I was Bullied as a Kid for Being Hairy

I was Bullied as a Kid for Being Hairy | Zardozi Magazine
My younger sister (left) and I in 1985

 

I have been hairy for as long as I can remember.

Growing up in the mostly white suburbs didn’t help either.

Grade six is a tough time in a woman’s life. You are in this awkward phase, transitioning from little girl to teenager. Your curves start showing, your start wearing deodorant and a training bra and you may even get your period.

I was one of only two South Asians in the class. My classmates would ask, “Do you wear that red dot on your head?”

Luckily I was proud of my Indian heritage despite it being uncool and different at the time.

What I didn’t like though, was my facial hair. The boys would taunt me and tell me I had a “stache.” It felt cruel to tease me for something that I had no control over. Or did I?

I hopped off the public bus after school, just a few meters away from my house. Allison, a kid down the street, also got down. And that’s when I heard the faint, but all-too-well-known sound of the bullying coming my way. “Wax,” she said quietly on the sidewalk following behind me. “Wax, wax, wax, WAX,” she yelled louder.

I carried forward, determined not to let her see me crumble. To add to my mortification, her voice was so strong that my Mom heard her, ran outside the house, and told her off, leaving Allison to scurry away as fast as she could. Never underestimate the power of a mama bear protecting her cubs.

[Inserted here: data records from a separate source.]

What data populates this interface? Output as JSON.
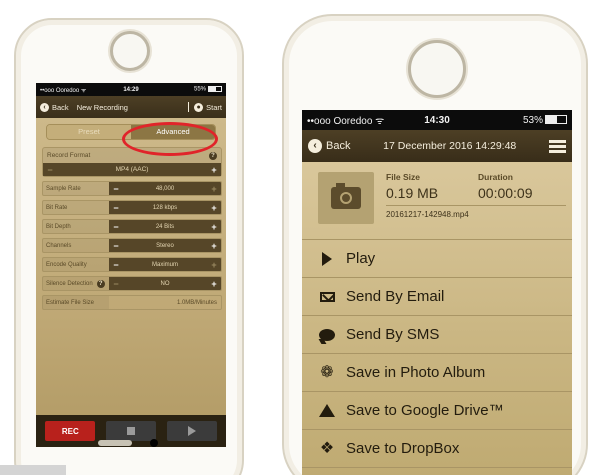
{
  "left_screen": {
    "status": {
      "carrier": "••ooo Ooredoo ᯤ",
      "time": "14:29",
      "battery": "55%"
    },
    "nav": {
      "back_label": "Back",
      "title": "New Recording",
      "action_label": "Start"
    },
    "tabs": [
      {
        "label": "Preset",
        "selected": false
      },
      {
        "label": "Advanced",
        "selected": true
      }
    ],
    "record_format": {
      "label": "Record Format",
      "value": "MP4 (AAC)"
    },
    "settings": [
      {
        "label": "Sample Rate",
        "value": "48,000"
      },
      {
        "label": "Bit Rate",
        "value": "128 kbps"
      },
      {
        "label": "Bit Depth",
        "value": "24 Bits"
      },
      {
        "label": "Channels",
        "value": "Stereo"
      },
      {
        "label": "Encode Quality",
        "value": "Maximum"
      },
      {
        "label": "Silence Detection",
        "value": "NO"
      }
    ],
    "estimate": {
      "label": "Estimate File Size",
      "value": "1.0MB/Minutes"
    },
    "footer": {
      "rec_label": "REC"
    },
    "highlight_color": "#e0242a"
  },
  "right_screen": {
    "status": {
      "carrier": "••ooo Ooredoo ᯤ",
      "time": "14:30",
      "battery": "53%"
    },
    "nav": {
      "back_label": "Back",
      "title": "17 December 2016 14:29:48"
    },
    "info": {
      "size_label": "File Size",
      "size_value": "0.19 MB",
      "duration_label": "Duration",
      "duration_value": "00:00:09",
      "filename": "20161217-142948.mp4"
    },
    "actions": [
      {
        "label": "Play",
        "icon": "play-icon"
      },
      {
        "label": "Send By Email",
        "icon": "email-icon"
      },
      {
        "label": "Send By SMS",
        "icon": "sms-bubble-icon"
      },
      {
        "label": "Save in Photo Album",
        "icon": "photo-album-icon"
      },
      {
        "label": "Save to Google Drive™",
        "icon": "google-drive-icon"
      },
      {
        "label": "Save to DropBox",
        "icon": "dropbox-icon"
      }
    ]
  }
}
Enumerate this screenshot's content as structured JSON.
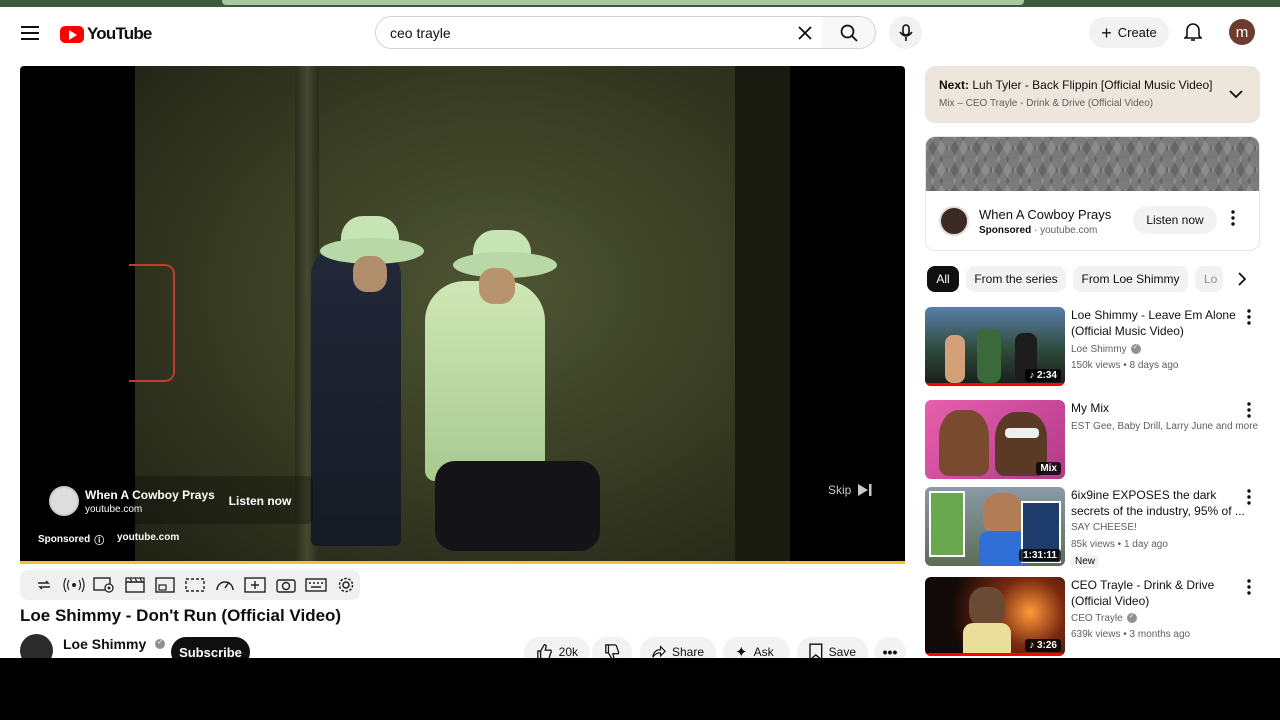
{
  "app": {
    "logo_text": "YouTube"
  },
  "search": {
    "query": "ceo trayle"
  },
  "header": {
    "create_label": "Create",
    "avatar_letter": "m"
  },
  "player": {
    "ad": {
      "title": "When A Cowboy Prays",
      "domain": "youtube.com",
      "cta": "Listen now",
      "sponsored": "Sponsored",
      "sponsored_domain": "youtube.com"
    },
    "skip_label": "Skip"
  },
  "video": {
    "title": "Loe Shimmy - Don't Run (Official Video)",
    "channel": "Loe Shimmy",
    "subscribe": "Subscribe",
    "likes": "20k",
    "share": "Share",
    "ask": "Ask",
    "save": "Save"
  },
  "next": {
    "prefix": "Next:",
    "title": "Luh Tyler - Back Flippin [Official Music Video]",
    "subtitle": "Mix – CEO Trayle - Drink & Drive (Official Video)"
  },
  "ad_card": {
    "title": "When A Cowboy Prays",
    "sponsored": "Sponsored",
    "domain": "youtube.com",
    "cta": "Listen now"
  },
  "chips": [
    "All",
    "From the series",
    "From Loe Shimmy",
    "Lo"
  ],
  "recommendations": [
    {
      "title": "Loe Shimmy - Leave Em Alone (Official Music Video)",
      "channel": "Loe Shimmy",
      "meta": "150k views • 8 days ago",
      "badge": "♪ 2:34",
      "verified": true
    },
    {
      "title": "My Mix",
      "channel": "EST Gee, Baby Drill, Larry June and more",
      "meta": "",
      "badge": "Mix",
      "verified": false
    },
    {
      "title": "6ix9ine EXPOSES the dark secrets of the industry, 95% of ...",
      "channel": "SAY CHEESE!",
      "meta": "85k views • 1 day ago",
      "badge": "1:31:11",
      "new": "New",
      "verified": false
    },
    {
      "title": "CEO Trayle - Drink & Drive (Official Video)",
      "channel": "CEO Trayle",
      "meta": "639k views • 3 months ago",
      "badge": "♪ 3:26",
      "verified": true
    }
  ],
  "colors": {
    "brand_red": "#ff0000",
    "progress": "#f3c32f"
  }
}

“Don’t worry baby, you are beautiful just the way you are,” my Mom consoled.

But even though my Mom saw the beauty, all I saw was an ugly, hairy duckling.

To make things better, Mom bought me a box of facial hair bleach. “All the white girls have hair on their face too, but it’s just blonde,” explained my Mom.

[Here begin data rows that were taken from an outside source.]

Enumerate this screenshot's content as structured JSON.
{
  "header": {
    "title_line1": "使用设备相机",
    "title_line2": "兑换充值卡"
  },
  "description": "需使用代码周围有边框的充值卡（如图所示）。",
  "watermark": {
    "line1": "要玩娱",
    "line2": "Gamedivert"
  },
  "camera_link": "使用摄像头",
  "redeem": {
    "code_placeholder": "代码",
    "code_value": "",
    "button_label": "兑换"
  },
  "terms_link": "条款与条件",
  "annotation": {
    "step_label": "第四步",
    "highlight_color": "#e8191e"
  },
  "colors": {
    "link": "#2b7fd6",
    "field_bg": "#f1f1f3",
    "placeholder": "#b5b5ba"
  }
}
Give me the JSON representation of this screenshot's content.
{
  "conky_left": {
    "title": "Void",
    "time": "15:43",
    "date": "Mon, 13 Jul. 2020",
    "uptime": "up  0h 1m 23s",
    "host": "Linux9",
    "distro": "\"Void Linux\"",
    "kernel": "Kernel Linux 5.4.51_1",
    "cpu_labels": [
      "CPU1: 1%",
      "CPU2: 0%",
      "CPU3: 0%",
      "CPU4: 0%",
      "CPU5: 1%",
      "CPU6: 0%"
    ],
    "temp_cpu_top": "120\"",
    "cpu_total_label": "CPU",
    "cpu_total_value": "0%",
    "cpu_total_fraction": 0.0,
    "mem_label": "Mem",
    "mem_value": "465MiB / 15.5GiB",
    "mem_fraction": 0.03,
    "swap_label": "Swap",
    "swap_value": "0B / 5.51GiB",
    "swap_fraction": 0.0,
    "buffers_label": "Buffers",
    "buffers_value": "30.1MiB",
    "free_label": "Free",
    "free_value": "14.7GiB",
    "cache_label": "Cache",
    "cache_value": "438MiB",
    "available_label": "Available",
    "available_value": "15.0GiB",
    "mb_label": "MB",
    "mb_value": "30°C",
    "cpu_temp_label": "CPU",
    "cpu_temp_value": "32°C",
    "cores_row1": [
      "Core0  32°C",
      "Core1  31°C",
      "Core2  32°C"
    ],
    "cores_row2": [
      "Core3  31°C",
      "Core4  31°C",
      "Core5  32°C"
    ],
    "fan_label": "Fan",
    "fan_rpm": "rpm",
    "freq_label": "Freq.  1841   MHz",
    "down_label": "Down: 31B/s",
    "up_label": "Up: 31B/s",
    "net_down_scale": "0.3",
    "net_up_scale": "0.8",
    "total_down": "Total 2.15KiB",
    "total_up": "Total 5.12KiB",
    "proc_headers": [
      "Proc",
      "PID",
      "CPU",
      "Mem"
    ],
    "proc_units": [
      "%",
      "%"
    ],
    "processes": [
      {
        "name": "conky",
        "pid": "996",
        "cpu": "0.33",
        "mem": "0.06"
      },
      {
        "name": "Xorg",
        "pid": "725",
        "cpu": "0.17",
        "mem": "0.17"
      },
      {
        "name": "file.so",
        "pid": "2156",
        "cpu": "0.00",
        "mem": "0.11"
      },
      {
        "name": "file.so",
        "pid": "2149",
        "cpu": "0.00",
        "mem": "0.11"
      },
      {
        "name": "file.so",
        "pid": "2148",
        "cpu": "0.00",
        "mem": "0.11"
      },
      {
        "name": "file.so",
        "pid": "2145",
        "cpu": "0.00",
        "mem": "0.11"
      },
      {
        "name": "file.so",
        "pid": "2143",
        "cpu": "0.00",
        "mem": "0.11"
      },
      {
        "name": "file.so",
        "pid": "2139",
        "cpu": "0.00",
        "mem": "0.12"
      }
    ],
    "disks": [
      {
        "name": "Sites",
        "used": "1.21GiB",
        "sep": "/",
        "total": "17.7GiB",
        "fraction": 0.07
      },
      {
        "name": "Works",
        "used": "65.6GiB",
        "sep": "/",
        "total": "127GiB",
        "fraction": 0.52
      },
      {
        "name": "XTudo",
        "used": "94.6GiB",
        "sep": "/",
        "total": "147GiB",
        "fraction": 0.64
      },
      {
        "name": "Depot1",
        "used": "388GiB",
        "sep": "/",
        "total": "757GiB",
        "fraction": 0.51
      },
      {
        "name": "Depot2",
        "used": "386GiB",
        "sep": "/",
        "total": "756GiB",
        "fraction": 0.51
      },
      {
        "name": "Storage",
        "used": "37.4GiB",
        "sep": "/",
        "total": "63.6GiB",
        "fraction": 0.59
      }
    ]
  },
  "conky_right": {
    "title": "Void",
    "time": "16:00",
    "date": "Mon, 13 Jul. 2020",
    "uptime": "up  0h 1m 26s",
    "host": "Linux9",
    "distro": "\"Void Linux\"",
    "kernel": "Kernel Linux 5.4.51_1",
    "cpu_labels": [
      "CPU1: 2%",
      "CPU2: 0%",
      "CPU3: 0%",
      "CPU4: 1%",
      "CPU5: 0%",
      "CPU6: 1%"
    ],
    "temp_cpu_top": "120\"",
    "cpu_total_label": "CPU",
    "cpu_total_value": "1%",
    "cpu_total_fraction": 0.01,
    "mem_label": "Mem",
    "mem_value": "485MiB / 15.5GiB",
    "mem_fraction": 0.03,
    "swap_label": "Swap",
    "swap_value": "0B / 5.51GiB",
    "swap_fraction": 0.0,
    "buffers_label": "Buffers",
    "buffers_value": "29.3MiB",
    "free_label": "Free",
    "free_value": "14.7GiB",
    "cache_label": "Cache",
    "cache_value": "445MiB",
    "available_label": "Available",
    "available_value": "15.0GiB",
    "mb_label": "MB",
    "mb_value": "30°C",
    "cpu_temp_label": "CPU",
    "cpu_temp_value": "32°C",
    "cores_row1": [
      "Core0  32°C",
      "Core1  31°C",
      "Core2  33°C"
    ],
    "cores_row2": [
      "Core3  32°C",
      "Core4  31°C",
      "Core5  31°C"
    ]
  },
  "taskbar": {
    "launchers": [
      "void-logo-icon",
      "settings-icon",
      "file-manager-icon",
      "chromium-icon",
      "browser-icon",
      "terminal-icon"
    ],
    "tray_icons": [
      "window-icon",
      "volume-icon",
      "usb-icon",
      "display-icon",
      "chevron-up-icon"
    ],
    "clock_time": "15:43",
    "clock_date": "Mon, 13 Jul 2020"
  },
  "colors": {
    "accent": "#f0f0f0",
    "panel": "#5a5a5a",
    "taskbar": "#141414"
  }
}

I slathered the stinky, white cream on my hairy face and admittedly it did lessen the obviousness of my dark upper lip hair.

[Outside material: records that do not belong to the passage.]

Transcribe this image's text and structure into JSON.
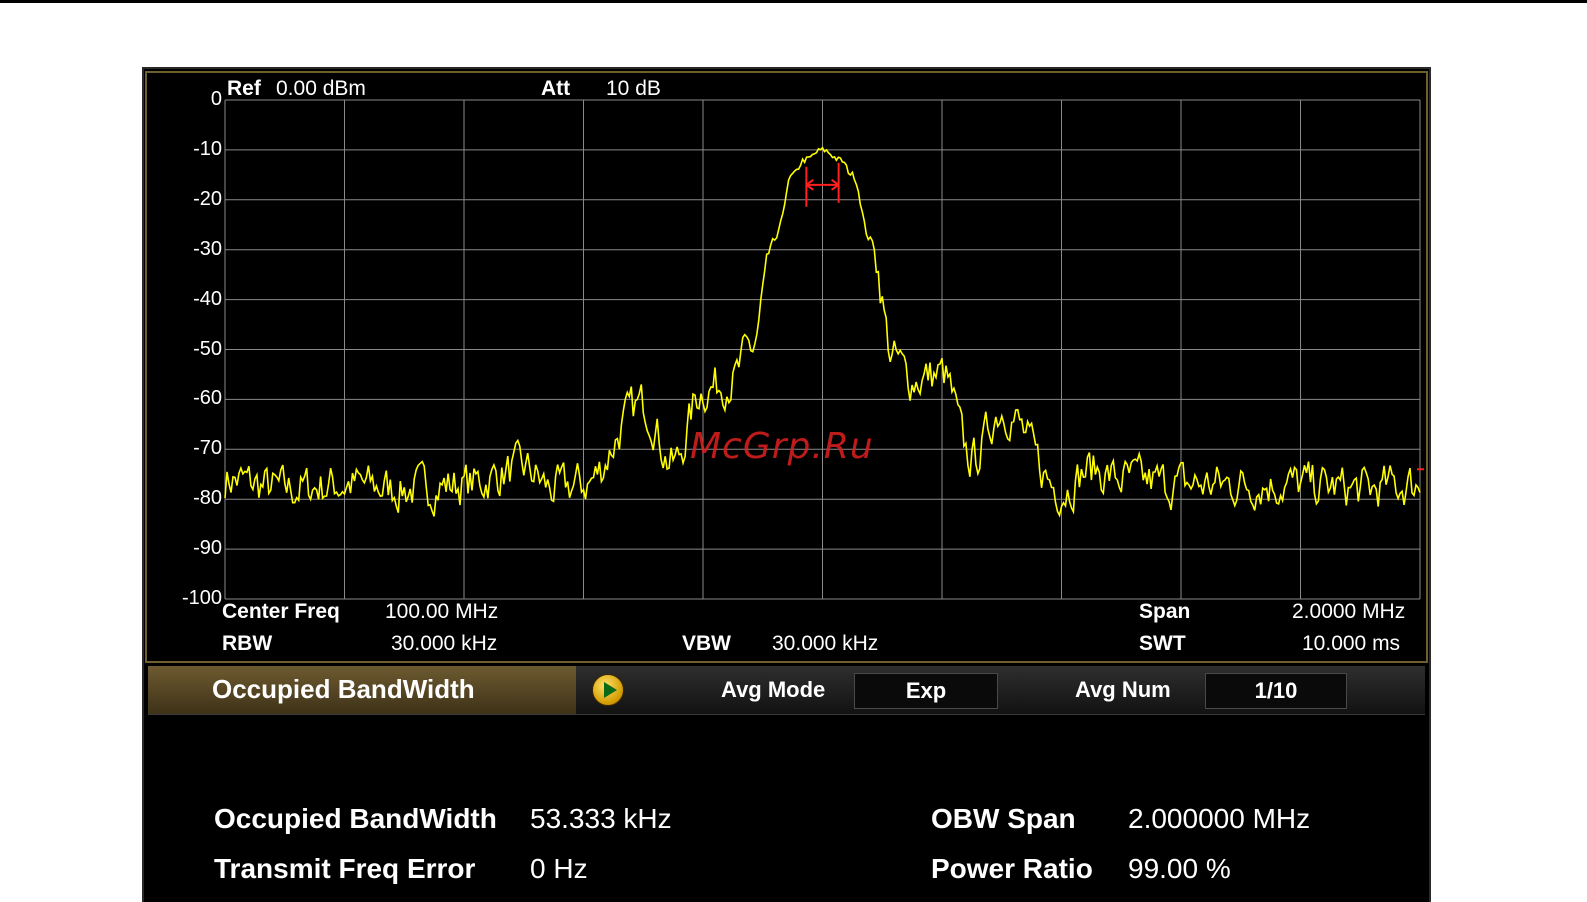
{
  "header": {
    "ref_label": "Ref",
    "ref_value": "0.00 dBm",
    "att_label": "Att",
    "att_value": "10 dB"
  },
  "footer": {
    "center_freq_label": "Center Freq",
    "center_freq_value": "100.00 MHz",
    "rbw_label": "RBW",
    "rbw_value": "30.000 kHz",
    "vbw_label": "VBW",
    "vbw_value": "30.000 kHz",
    "span_label": "Span",
    "span_value": "2.0000 MHz",
    "swt_label": "SWT",
    "swt_value": "10.000 ms"
  },
  "chart_data": {
    "type": "line",
    "ylim": [
      -100,
      0
    ],
    "y_ticks": [
      "0",
      "-10",
      "-20",
      "-30",
      "-40",
      "-50",
      "-60",
      "-70",
      "-80",
      "-90",
      "-100"
    ],
    "x_center_mhz": 100.0,
    "x_span_mhz": 2.0,
    "grid": true,
    "trace_color": "#ffff00",
    "marker_color": "#ff2020",
    "series": [
      {
        "x": [
          -1.0,
          -0.9,
          -0.8,
          -0.7,
          -0.6,
          -0.5,
          -0.45,
          -0.4,
          -0.3,
          -0.25,
          -0.2,
          -0.15,
          -0.12,
          -0.08,
          -0.05,
          -0.03,
          0.0,
          0.03,
          0.05,
          0.08,
          0.12,
          0.15,
          0.2,
          0.25,
          0.3,
          0.4,
          0.45,
          0.5,
          0.6,
          0.7,
          0.8,
          0.9,
          1.0
        ],
        "y": [
          -76,
          -78,
          -77,
          -78,
          -77,
          -74,
          -78,
          -77,
          -61,
          -73,
          -58,
          -56,
          -50,
          -28,
          -15,
          -12,
          -10,
          -12,
          -15,
          -28,
          -52,
          -56,
          -55,
          -72,
          -62,
          -78,
          -74,
          -76,
          -77,
          -77,
          -77,
          -78,
          -77
        ]
      }
    ],
    "obw_marker_left_mhz": -0.027,
    "obw_marker_right_mhz": 0.027
  },
  "toolbar": {
    "mode_title": "Occupied BandWidth",
    "avg_mode_label": "Avg Mode",
    "avg_mode_value": "Exp",
    "avg_num_label": "Avg Num",
    "avg_num_value": "1/10"
  },
  "results": {
    "obw_label": "Occupied BandWidth",
    "obw_value": "53.333 kHz",
    "tfe_label": "Transmit Freq Error",
    "tfe_value": "0 Hz",
    "obw_span_label": "OBW Span",
    "obw_span_value": "2.000000 MHz",
    "power_ratio_label": "Power Ratio",
    "power_ratio_value": "99.00 %"
  },
  "watermark": "McGrp.Ru",
  "colors": {
    "background": "#000000",
    "grid": "#8a8a8a",
    "frame": "#6e5f2e",
    "tab": "#6d5a30"
  }
}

A few years later, I started high school. Hormones were raging even more now causing more hair to sprout in other places.

I am not an athletic person so gym was my least liked class. What made it worse though was the girls asking me why I had not removed the dark hair on my legs. “Your hair will grow back thicker if you shave it,” Mom said.

Our parents come from a different time, when there was less pressure on women to look a certain way. Hair in the South Asian community was considered totally normal. It didn’t lessen your prospect of finding a nice guy or getting married.

But in Toronto circa 1995, a face of inky-coloured hair on what South Asians would consider fair skin, was a bullseye for bullying.

One evening, after a tough day of teasing at school, I came home and declared-as I darted up the stairs-that I would be shaving my legs whether my Mom liked it or not. I locked myself in the washroom, pulled out her electric razer and say adios to the black mane.

Next came the predicament of the facial fuzz. I was scared. If I removed it, would it come back thicker? Would I look like a man? “Just thread it,” suggested a Pakistani friend. She showed me how easily it could be done.

For the first time in my life, I felt like I had entered a new reality of facial-hair-free-skin!

But the re-growth was a lot to keep up with.

My Dad signed me up for a session of laser. Mom and Dad raised three girls, so they know quite a bit about everything lady-like.

Since then, laser has been my saving grace, whisking away those whiskers for months at a time.

I finally felt beautiful.

But every now and then when I confidently look in the mirror or see myself in the sunshine, all my marks and delicate hairs on full display, that innocent, little girl, looks back and me and I vividly remember the pain I felt when I was teased and taunted about being hairy so many years ago.